Since Bodhana began making rapid strides in the game, her father is often asked whether he plans on pulling her out of formal school for chess. “The thing is you go to school only once in life. What you learn in school, whether it’s social skills or just having friends with whom you can talk to about things other than chess, is hard to replicate at home. Bodhana’s friends and classmates watch a lot of football and discuss it in school. So she too likes football now. She’ll come back home from school and tell me all about it.”
Bodhana has twin sisters, who are two years younger to her and don’t quite share her love for chess. Between work, three kids, one of them a strong chess player, Sivanandan, originally from Trichy, Tamil Nadu, doesn’t get a whole lot of time to himself.

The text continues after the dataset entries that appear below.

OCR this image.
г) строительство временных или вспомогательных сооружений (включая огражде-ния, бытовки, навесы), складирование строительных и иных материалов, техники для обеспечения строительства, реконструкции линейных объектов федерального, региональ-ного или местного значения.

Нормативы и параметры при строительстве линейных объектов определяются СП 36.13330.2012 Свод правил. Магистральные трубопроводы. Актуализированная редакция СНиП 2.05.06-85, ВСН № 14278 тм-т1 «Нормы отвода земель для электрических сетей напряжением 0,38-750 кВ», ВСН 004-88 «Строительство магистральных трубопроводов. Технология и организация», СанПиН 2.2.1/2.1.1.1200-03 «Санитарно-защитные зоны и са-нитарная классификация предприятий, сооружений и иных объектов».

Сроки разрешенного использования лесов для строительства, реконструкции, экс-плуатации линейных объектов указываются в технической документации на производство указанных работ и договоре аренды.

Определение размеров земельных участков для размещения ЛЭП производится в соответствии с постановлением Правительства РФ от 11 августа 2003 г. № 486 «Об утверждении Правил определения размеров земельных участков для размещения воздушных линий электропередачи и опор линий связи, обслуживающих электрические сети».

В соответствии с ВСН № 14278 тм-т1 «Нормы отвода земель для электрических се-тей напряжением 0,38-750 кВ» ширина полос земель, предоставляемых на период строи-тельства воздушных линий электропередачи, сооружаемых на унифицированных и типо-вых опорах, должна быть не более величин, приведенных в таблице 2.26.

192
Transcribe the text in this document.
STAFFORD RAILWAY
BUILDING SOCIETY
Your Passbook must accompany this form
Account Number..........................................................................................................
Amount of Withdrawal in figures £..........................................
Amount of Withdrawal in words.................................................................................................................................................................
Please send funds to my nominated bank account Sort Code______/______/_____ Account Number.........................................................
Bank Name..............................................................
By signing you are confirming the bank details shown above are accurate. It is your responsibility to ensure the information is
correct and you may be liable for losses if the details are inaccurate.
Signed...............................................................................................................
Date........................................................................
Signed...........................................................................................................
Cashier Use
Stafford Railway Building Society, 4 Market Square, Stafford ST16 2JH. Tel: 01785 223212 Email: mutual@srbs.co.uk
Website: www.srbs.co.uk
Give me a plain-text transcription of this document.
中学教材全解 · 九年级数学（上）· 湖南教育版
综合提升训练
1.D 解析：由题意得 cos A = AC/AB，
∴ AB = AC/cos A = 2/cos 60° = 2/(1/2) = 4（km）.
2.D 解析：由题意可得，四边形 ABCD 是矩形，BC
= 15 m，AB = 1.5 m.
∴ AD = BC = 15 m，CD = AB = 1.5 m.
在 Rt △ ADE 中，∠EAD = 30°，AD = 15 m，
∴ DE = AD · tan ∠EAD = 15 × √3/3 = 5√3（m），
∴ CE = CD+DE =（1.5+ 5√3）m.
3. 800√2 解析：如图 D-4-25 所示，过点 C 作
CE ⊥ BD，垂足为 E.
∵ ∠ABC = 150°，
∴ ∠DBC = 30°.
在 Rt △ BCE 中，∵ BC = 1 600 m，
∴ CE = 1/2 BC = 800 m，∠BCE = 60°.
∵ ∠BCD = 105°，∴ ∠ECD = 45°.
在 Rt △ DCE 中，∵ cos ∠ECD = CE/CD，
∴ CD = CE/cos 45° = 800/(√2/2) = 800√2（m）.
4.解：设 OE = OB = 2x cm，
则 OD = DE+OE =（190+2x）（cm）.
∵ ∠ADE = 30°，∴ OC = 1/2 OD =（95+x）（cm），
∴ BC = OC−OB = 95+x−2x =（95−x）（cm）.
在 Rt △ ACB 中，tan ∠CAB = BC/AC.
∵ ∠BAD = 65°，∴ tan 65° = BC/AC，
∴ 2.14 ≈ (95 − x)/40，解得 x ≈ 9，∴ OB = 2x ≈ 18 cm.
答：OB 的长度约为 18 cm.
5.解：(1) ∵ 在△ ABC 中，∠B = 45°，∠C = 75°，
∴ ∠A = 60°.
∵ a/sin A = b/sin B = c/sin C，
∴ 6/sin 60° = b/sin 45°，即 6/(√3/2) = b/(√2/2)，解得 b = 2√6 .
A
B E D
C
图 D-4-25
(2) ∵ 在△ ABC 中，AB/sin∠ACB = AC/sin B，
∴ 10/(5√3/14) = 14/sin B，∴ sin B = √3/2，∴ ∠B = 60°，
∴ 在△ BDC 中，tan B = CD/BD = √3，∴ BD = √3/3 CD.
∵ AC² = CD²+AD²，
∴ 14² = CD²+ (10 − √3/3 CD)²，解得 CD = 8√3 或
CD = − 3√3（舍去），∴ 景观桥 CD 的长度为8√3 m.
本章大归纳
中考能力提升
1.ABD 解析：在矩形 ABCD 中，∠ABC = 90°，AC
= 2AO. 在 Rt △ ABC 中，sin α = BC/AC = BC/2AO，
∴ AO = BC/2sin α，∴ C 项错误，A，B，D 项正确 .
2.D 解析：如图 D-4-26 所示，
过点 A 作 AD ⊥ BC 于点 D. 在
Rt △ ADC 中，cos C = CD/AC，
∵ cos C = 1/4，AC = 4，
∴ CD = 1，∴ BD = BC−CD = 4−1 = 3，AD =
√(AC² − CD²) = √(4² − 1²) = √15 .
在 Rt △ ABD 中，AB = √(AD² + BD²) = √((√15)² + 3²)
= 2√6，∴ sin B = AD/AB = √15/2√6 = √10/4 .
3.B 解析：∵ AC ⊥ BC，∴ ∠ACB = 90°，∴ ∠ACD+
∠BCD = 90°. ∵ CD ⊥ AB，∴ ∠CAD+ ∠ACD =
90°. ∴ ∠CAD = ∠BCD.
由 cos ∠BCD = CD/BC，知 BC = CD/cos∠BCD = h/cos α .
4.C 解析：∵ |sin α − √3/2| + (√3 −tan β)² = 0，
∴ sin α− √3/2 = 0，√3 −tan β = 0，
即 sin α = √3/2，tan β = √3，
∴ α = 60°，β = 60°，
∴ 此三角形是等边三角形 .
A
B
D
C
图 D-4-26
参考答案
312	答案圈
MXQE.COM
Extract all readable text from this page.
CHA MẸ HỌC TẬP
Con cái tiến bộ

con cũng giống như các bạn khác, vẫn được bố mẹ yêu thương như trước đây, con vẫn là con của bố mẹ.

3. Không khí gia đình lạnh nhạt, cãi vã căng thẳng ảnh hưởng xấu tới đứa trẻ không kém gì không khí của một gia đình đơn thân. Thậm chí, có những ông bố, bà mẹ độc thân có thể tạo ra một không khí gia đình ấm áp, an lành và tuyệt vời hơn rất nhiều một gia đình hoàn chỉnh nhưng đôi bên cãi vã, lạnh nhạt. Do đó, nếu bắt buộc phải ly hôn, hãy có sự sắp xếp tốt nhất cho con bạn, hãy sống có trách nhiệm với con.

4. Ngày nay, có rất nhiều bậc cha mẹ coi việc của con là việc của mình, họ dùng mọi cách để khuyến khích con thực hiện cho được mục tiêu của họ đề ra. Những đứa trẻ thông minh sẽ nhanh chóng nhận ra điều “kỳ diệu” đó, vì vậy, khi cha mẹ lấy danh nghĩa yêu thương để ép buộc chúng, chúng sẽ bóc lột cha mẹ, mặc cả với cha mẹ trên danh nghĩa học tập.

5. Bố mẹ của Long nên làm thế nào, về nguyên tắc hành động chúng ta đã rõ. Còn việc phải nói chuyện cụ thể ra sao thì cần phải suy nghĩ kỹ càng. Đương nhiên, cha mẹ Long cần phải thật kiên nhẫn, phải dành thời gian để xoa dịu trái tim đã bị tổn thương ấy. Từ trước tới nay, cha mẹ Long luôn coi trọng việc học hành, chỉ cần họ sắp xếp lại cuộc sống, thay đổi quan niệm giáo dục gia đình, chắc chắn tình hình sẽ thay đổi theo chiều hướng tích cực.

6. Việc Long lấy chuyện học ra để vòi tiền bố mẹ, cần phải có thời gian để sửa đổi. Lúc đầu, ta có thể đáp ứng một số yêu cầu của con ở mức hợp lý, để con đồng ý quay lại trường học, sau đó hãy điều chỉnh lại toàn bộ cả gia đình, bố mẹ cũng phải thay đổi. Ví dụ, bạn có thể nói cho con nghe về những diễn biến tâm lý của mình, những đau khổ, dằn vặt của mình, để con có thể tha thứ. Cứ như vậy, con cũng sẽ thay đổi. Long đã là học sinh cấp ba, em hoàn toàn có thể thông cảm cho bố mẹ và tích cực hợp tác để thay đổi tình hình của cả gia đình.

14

With him accompanying Bodhana to tournaments around the world, the job of taking care of her sisters falls largely on his wife. “I don’t remember the last movie we watched,” he laughs.
Earlier this year, Bodhana spent time in the Hungarian capital with Judit Polgar, the greatest female chess player. They went over her games and the former world No 8 quizzed the 9-year-old and gave her puzzles to solve. “I want to become a world champion and one of the greatest players in the world,” Bodhana told Judit, in a video chess.com put out on Thursday. “So, you want to be better than Magnus Carlsen?”, Judit asked. Almost reflexively, Bodhana nodded. “I want to be the youngest Grandmaster as well so maybe I should get around 12…I think I’ll just keep correcting my mistakes instead of stressing myself.”
Sivanandan attests to it. “She doesn’t really take her wins too seriously nor do losses break her. She pretty much has a neutral reaction to both. At home too we make it a point to not really have extreme reactions to her results. Whether she wins or loses, she knows at home things are going to be just the same for her.”